In 1951, just six years after WW2, Britain’s towns and cities still showed the scars of war that remained a constant reminder of the turmoil of the previous years. With the aim of promoting the feeling of recovery, the Festival of Britain opened to the public on the 4th May 1951, celebrating British industry, arts and science and inspiring the thought of a better Britain.
The main site of the Festival was constructed on a 27 acre area on the South Bank, London, which had been left untouched since being bombed in the war.
The main site featured the largest dome in the world at the time, standing 93 feet tall with a diameter of 365 feet. This held exhibitions on the theme of discovery such as the New World, the Polar regions, the Sea, the Sky and Outer Space. It also included a 12-ton steam engine on show.

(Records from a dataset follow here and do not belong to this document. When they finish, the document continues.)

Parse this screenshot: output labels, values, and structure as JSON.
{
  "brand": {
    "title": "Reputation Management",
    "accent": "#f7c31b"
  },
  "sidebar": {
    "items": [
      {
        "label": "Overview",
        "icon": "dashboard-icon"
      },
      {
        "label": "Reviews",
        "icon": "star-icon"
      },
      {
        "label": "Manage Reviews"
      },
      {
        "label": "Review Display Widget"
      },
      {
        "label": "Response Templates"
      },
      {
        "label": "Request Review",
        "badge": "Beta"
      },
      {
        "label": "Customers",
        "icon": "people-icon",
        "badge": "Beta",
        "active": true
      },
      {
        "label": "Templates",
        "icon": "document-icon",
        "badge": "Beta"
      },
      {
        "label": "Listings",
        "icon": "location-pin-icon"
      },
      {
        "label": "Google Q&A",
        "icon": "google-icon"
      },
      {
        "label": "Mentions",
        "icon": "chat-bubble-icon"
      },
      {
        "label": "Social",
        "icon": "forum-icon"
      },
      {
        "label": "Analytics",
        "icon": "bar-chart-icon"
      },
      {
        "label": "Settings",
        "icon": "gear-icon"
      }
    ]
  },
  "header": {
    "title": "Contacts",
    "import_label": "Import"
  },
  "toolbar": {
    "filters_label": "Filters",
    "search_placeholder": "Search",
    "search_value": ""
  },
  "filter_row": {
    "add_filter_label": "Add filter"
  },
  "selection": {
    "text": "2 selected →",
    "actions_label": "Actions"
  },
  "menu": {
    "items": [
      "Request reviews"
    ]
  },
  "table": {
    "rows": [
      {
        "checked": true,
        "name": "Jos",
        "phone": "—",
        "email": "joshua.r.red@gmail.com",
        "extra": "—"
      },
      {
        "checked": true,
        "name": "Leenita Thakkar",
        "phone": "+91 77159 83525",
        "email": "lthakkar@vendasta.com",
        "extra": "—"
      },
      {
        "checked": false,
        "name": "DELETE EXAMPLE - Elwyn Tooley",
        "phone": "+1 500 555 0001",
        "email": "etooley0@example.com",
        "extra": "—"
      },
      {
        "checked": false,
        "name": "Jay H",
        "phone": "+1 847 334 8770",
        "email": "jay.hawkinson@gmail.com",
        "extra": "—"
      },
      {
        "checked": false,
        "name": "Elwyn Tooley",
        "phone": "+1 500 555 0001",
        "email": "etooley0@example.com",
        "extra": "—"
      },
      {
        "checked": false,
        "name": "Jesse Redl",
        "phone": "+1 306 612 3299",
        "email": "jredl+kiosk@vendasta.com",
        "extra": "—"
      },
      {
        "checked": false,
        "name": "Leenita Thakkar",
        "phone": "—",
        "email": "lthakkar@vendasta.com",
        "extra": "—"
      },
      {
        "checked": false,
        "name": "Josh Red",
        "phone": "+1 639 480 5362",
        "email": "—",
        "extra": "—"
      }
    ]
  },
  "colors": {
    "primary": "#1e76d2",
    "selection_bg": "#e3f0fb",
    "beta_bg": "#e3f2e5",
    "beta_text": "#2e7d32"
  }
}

Adjacent to the Dome was the Skylon, a breathtaking, iconic and futuristic-looking structure. The Skylon was an unusual, vertical cigar shaped tower supported by cables that gave the impression that it was floating above the ground. Other buildings at the Festival site on South Bank include the Royal Festival Hall, a 2,900 seat concert hall that hosted concerts and still remains today.
Even before the Festival opened, it was condemned as a waste of money, with many people believing it would have been better spent on housing after the destruction of many houses during WW2. Once opened, the critics turned to the artistic taste; the Riverside Restaurant was seen as too futuristic, the Royal Festival Hall seen as too innovative and even certain furnishings in the Café met criticism for being too gaudy. It was also criticized for being too expensive, with entrance to the Dome of Discovery at five shillings. Even with the above complaints the main Festival site on the South Bank managed to attract more than 8 million paying visitors.
Always planned as a temporary exhibition, the Festival ran for 5 months before closing in September 1951.